Ben and Jerry continues its tasty marketing reign of excellence with a new campaign that allows customers in target cities to crowdsource its newest limited-edition flavors.  In 360i’s first campaign for the ice cream company, the new flavors for each city will be determined by crowd behavior as much as voting on microsites.  As part of the “City Churned” campaign, New Yorkers taking cabs uptown will be voting for Peppermint while downtown cab fares will count as votes for Fairtrade Vanilla.  In Washington D.C., Red Line and Orange Line ridership and jogging lanes will count as votes for either Cherries or Fairtrade Bananas.  Seattlites will choose flavors by coffee sleeves, of course.  And Portland’s flavor decision between Marshmallows and Graham Crackers will be determined by facial hair styles…which seems somehow unsanitary.

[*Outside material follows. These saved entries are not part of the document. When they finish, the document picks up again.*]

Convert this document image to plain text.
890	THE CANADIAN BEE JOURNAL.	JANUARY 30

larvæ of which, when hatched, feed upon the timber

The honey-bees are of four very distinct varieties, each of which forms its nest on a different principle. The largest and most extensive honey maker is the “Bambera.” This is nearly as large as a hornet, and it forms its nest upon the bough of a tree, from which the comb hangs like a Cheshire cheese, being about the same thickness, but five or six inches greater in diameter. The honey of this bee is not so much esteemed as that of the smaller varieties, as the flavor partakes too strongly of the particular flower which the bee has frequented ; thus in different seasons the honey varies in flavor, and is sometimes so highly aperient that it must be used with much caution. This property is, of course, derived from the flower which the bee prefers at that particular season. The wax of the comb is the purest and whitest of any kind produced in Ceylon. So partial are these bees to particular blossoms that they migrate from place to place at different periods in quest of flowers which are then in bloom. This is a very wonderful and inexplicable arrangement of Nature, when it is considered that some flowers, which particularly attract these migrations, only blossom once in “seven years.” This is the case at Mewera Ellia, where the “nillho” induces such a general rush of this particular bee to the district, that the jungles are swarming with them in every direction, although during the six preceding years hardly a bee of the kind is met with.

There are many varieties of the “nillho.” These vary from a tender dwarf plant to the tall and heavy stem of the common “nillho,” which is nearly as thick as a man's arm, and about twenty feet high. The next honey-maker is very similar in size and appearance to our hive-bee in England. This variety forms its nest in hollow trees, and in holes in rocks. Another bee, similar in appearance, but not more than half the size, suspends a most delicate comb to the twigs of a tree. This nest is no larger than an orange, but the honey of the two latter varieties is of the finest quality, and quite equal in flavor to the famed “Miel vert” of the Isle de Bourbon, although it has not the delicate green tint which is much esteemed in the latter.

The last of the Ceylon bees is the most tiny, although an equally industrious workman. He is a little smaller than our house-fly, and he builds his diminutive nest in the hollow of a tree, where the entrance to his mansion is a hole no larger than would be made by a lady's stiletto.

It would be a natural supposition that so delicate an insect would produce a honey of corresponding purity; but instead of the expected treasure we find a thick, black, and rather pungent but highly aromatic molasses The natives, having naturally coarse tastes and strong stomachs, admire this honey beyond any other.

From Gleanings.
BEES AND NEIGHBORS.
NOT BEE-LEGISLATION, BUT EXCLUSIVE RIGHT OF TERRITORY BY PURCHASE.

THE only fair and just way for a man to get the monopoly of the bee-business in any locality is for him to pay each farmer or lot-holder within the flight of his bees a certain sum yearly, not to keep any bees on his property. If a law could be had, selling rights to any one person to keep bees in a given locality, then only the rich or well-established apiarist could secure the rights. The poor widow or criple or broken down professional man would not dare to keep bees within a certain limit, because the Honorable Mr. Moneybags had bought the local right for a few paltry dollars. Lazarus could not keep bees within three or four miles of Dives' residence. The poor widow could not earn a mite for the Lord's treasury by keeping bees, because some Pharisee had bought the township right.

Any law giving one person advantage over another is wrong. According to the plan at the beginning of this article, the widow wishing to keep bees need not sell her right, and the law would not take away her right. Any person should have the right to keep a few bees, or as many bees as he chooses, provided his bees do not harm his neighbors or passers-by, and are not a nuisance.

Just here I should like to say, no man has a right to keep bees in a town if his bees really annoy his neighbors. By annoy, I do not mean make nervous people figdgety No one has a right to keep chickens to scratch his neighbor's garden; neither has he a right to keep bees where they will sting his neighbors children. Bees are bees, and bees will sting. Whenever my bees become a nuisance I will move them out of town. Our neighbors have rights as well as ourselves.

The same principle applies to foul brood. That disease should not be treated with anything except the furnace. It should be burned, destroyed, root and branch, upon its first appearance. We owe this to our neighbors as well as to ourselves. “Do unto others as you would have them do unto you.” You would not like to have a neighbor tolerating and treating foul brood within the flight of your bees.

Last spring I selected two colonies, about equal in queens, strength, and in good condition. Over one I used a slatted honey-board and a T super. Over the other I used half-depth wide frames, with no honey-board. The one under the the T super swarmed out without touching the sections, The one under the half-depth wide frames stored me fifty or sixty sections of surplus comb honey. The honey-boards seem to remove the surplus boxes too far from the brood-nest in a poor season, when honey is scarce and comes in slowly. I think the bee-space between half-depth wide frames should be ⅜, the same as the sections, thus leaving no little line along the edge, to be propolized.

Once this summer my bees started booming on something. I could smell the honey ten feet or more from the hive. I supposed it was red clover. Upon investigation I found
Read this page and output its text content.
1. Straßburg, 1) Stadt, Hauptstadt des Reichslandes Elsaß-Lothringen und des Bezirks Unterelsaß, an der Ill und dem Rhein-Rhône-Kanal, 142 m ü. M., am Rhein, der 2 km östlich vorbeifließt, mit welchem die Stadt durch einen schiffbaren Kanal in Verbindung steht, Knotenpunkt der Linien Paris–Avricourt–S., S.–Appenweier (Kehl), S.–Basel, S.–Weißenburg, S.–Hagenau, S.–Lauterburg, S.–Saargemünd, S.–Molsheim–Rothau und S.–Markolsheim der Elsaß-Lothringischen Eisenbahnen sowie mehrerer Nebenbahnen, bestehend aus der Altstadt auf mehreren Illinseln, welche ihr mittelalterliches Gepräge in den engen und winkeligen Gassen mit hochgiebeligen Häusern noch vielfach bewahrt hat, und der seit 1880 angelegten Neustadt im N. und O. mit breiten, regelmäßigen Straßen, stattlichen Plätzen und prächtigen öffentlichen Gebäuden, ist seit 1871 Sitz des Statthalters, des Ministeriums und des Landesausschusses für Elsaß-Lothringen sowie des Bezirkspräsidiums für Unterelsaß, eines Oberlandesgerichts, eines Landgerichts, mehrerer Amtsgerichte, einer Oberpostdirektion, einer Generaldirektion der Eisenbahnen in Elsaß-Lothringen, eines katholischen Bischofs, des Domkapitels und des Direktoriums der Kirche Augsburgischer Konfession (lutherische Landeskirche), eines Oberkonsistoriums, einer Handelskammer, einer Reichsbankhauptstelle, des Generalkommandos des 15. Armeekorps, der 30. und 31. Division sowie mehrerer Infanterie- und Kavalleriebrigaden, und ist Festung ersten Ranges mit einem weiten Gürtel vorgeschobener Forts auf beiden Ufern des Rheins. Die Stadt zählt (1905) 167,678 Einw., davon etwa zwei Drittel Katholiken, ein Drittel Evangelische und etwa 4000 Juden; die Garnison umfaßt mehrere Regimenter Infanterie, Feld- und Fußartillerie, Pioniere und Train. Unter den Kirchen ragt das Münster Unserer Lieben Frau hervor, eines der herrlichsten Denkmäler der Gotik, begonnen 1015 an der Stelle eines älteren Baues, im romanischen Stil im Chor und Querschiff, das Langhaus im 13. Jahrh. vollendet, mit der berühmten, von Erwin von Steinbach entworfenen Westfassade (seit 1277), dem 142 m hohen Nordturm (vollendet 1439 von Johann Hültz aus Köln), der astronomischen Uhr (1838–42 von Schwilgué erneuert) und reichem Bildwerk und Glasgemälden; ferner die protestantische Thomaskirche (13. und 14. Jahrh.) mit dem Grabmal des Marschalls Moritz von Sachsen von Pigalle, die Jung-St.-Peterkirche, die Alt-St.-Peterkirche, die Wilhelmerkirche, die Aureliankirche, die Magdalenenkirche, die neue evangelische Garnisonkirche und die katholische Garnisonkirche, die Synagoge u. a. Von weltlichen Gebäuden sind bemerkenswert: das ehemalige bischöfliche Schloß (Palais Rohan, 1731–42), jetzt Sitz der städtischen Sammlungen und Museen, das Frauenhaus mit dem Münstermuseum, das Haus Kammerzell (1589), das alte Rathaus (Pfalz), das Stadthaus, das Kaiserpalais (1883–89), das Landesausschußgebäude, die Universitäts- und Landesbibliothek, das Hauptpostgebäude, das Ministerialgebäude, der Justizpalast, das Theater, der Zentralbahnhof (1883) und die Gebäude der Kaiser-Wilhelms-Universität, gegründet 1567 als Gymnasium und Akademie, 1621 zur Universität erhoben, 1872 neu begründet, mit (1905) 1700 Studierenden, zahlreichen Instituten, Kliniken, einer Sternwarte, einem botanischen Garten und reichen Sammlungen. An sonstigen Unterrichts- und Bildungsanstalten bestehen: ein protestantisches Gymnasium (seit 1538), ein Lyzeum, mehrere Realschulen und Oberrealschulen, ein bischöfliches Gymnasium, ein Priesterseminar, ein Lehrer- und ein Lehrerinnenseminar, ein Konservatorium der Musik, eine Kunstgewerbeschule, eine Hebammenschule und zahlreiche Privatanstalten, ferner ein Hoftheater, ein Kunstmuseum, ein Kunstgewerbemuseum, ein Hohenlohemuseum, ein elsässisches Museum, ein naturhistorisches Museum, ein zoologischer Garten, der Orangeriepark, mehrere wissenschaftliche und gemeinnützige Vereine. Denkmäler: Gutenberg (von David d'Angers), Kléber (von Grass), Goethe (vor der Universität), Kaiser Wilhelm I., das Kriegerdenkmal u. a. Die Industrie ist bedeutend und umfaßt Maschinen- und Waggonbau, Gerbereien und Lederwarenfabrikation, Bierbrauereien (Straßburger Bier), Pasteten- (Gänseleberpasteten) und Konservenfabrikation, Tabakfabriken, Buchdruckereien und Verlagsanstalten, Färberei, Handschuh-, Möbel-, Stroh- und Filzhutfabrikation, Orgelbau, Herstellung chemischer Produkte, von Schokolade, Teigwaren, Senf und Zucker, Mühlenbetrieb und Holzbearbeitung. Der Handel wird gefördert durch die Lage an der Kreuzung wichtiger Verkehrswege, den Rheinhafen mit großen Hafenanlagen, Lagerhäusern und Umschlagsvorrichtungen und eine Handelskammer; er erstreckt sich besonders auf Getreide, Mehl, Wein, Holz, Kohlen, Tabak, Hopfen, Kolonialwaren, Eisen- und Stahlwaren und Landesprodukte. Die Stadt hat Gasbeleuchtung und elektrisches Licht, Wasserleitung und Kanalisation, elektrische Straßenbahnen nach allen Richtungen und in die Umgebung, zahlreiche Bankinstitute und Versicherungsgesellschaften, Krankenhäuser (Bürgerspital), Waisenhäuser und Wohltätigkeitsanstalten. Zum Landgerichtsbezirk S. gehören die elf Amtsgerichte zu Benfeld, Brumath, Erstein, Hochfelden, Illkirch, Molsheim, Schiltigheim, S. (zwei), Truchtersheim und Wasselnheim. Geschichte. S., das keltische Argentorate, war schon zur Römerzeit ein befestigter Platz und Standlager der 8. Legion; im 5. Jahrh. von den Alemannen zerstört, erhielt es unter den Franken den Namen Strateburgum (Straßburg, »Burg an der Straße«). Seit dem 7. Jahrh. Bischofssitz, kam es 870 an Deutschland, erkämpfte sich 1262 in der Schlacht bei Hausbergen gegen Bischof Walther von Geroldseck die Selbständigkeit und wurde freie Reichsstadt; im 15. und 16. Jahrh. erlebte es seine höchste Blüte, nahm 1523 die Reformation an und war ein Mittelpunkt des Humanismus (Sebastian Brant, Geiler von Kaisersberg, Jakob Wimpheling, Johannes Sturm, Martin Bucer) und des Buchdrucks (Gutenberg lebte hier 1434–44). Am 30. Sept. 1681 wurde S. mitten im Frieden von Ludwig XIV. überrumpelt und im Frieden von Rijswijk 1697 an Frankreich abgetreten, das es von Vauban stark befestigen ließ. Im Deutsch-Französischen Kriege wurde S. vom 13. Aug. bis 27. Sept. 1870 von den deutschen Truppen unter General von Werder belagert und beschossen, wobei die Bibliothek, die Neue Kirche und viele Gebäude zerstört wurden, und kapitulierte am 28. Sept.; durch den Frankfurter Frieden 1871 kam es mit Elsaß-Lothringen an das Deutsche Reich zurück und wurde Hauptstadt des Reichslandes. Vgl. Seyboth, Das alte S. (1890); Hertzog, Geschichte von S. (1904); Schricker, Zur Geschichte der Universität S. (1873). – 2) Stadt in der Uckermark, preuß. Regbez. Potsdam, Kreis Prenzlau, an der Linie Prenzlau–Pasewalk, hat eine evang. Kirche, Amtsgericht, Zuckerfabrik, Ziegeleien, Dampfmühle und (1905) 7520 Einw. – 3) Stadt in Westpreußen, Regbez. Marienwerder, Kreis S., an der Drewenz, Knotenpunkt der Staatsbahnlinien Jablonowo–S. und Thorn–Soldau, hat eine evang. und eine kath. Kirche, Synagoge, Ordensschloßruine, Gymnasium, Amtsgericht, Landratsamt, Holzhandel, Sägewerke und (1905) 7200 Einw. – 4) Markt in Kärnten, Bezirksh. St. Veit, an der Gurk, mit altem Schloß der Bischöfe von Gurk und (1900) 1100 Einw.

There may be some risk, as you might have a few irate New Yorkers who will resent the brand for having them vote for Peppermint when really they’re just trying to take a cab home and they’ve always hated Peppermint.  (Think of how you’d feel if you were told you were voting for your least favorite food flavor.)  But really, it’s just another nice move by an ice cream company that can do no wrong when it comes to its branding.

Think about it.  Ben and Jerry’s shot to fame with a hippie ethos, yet its reputation survived being sold to mega-food corporation Unilever in 2000.  Many foodies may think of Unilever as the evil empire, yet a Google search of “Ben and Jerry’s” and “fake” will only turn up hilarious lists of fake flavors.  That’s because the company and its founders have been making all the right moves, from being risqué with a flavor name to capitalize on a SNL skit to mixing it up with the Occupy movement.  It appears as though 360i will be continuing the good work of the marketers that came before them, who turned a funky Vermont ice cream company into a golden goose.